Five seconds passed and nothing happened.
“What?” whispered Pinter.
“I caught a flicker of motion on the scope. There and gone. Now—nothing.”
“Camera on a sweep?”
“Negative. It had heat.”
“Nothing there now. Let’s mau.”
They moved very quickly, angling toward the main building, making maximum use of solid cover—trees, other buildings—to block sensor sweeps.
They were forty feet from the rear wall of the factory when the lights came on.
Suddenly four sets of stadium lamps flared on, washing away every scrap of shadows, pinning the two men like black bugs on a green mat. They froze in the middle of a field, too far from the forest line, away from the shelter of buildings.
“Shit!” Homler growled, wheeling left and right, looking for an exit, but the lights were unbearably bright. They blinded the men and their sensors, and even though their night vision was cued to dim in the presence of a flare, this light crept in through the loose seal of their goggles.

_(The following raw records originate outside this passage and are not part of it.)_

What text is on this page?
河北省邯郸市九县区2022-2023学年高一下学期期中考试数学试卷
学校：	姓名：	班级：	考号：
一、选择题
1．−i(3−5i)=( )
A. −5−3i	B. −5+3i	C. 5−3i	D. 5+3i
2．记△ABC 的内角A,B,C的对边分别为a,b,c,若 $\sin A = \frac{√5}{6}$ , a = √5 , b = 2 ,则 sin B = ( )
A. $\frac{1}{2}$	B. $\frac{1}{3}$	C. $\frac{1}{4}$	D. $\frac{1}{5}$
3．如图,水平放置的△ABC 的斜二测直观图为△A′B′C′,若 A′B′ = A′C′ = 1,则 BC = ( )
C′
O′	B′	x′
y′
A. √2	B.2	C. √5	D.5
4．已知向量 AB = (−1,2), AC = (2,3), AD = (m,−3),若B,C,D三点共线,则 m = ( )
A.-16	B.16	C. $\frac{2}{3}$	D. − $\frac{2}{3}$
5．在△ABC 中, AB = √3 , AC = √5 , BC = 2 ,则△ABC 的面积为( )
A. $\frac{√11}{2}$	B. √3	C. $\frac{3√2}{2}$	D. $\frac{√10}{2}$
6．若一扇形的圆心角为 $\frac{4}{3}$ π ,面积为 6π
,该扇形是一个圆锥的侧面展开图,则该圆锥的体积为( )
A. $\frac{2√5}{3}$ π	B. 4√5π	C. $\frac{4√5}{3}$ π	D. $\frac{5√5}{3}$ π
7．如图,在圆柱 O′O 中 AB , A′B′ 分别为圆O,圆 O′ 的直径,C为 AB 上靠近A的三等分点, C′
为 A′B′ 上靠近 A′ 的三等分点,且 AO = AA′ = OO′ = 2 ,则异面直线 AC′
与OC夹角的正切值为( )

“Remain where you are!” demanded a harsh voice that bellowed at them from speakers mounted on the light poles. “Lower your weapons and lace your fingers behind your heads.”
“Fuck this,” snarled Pinter, and opened fire in the direction of the nearest set of lights. He burned through half a magazine before the bulbs began exploding in showers of sparks.

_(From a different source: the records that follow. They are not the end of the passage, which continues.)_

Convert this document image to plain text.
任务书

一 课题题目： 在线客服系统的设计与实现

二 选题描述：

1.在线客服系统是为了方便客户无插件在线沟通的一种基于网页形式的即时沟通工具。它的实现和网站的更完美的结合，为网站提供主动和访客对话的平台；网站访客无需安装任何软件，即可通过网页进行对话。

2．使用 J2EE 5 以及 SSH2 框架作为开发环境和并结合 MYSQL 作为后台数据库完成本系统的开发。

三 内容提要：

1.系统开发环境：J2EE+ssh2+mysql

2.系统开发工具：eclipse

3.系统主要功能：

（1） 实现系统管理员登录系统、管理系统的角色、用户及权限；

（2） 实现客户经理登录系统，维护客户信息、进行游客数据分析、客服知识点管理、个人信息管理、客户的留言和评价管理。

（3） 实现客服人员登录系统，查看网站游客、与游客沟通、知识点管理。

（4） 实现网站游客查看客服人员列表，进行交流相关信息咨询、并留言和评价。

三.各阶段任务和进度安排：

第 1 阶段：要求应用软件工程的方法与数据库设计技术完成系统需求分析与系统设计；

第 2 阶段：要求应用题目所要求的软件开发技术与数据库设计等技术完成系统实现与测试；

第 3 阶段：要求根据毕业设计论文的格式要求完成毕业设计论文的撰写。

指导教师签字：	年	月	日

Homler stood back-to-back with him and fired at the lights on the opposite side. He and Pinter moved in a slow circle, blasting the lights, waiting for the crushing burn of return fire.
The last of the lights exploded and the sparks drifted down to the grass as darkness closed in over them.

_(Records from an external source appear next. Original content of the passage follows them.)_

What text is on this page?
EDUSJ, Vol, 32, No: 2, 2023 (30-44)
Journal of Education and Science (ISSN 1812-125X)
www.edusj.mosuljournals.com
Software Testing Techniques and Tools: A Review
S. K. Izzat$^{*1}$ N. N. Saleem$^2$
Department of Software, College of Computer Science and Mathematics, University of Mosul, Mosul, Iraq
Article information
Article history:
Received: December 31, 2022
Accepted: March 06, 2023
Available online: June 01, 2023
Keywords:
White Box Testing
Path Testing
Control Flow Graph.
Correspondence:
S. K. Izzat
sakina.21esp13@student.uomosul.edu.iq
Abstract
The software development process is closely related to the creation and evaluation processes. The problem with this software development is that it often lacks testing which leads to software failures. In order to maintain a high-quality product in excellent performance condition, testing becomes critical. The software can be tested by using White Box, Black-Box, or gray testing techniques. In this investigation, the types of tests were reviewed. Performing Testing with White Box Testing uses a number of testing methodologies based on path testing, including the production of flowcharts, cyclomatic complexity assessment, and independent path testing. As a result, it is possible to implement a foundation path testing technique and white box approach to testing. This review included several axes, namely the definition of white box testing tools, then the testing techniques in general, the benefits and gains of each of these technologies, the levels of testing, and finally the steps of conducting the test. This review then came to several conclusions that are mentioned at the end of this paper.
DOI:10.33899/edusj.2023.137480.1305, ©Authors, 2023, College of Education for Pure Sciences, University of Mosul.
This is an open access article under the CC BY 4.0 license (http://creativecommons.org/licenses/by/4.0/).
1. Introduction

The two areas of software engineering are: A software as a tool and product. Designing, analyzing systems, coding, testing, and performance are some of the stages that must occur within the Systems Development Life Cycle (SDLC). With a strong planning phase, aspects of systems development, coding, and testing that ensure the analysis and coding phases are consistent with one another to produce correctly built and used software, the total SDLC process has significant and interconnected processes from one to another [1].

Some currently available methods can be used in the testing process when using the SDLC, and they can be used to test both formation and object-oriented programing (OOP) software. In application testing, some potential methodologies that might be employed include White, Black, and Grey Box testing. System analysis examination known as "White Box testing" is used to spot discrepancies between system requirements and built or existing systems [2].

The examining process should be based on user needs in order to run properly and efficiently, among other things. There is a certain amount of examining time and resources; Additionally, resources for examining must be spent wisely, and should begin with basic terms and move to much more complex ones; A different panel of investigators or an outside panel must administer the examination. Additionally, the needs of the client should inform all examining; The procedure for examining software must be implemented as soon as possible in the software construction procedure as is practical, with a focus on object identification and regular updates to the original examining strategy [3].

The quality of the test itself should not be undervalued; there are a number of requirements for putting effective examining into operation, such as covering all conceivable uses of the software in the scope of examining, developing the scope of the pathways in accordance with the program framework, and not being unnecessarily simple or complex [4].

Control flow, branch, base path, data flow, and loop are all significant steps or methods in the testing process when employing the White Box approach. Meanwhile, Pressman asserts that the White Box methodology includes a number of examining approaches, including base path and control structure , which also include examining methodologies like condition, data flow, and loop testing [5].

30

Instantly they were in motion, running like hell toward the fence, swapping out their magazines as they ran. They didn’t care about stealth now. Homler punched a button on his vest that began pulsing out a signal to a pickup team in a Zodiac somewhere out beyond the surf line. If he and Pinter could make it to the water, they could get the hell out of this place.
Pinter caught movement on his right and fired two shots at it withou
t breaking stride. There were no friendlies to worry about on this island. There was no return fire, though. A miss or a mistake—it didn’t matter.
They could see the fence ahead and Homler reached it first. He leaped at it from six feet out, stretching for the chain links. Then he was snatched out of the air and flung ten feet backward by something huge and dark that seemed to detach itself from the shadows.
Homler crunched to the ground, rolled over onto hands and knees, tore off his mask and vomited onto the grass. Pinter wheeled and fired at the shadow, but there was nothing there. He spun and chopped every yard of foliage on either side of the fence, but nothing screamed and his night vision showed nothing. Pinter fitted in a new magazine as he backed up and knelt beside his partner.
“Sundance,” he hissed. “How bad you hit?”
Homler tore off his goggles and turned a white, desperate face to Pinter. “I . . . I . . .” Whatever he tried to say was cut short as Homler’s body suddenly convulsed.
Pinter stared down at his partner for a second and saw a deep puncture on the side of his neck. A dart? A snakebite? Pinter put two fingers against the side of his friend’s throat, felt a rapid heartbeat. Homler’s entire body was rigid now; white foam bubbled from the corners of his mouth. Pinter recognized the signs of toxic shock, but whether this was poison or some natural neurotoxin was uncertain. All that was clear was that he had to escape and he could not carry Homler over the fence.
Pinter felt bad about it, but self-preservation was a much stronger drive.
“Sorry, Sundance,” he murmured, and as he rose and backed toward the fence he swept his rifle back and forth, searching the shadows with night vision. The grass stretched away before him, and except for wild-flowers blowing in the wind, nothing moved. It made no sense. What had attacked his partner?
When Pinter felt the metal links of the fence press into his back he turned and started climbing. He made it all the way to the top before the darkness reached out of the trees and took him.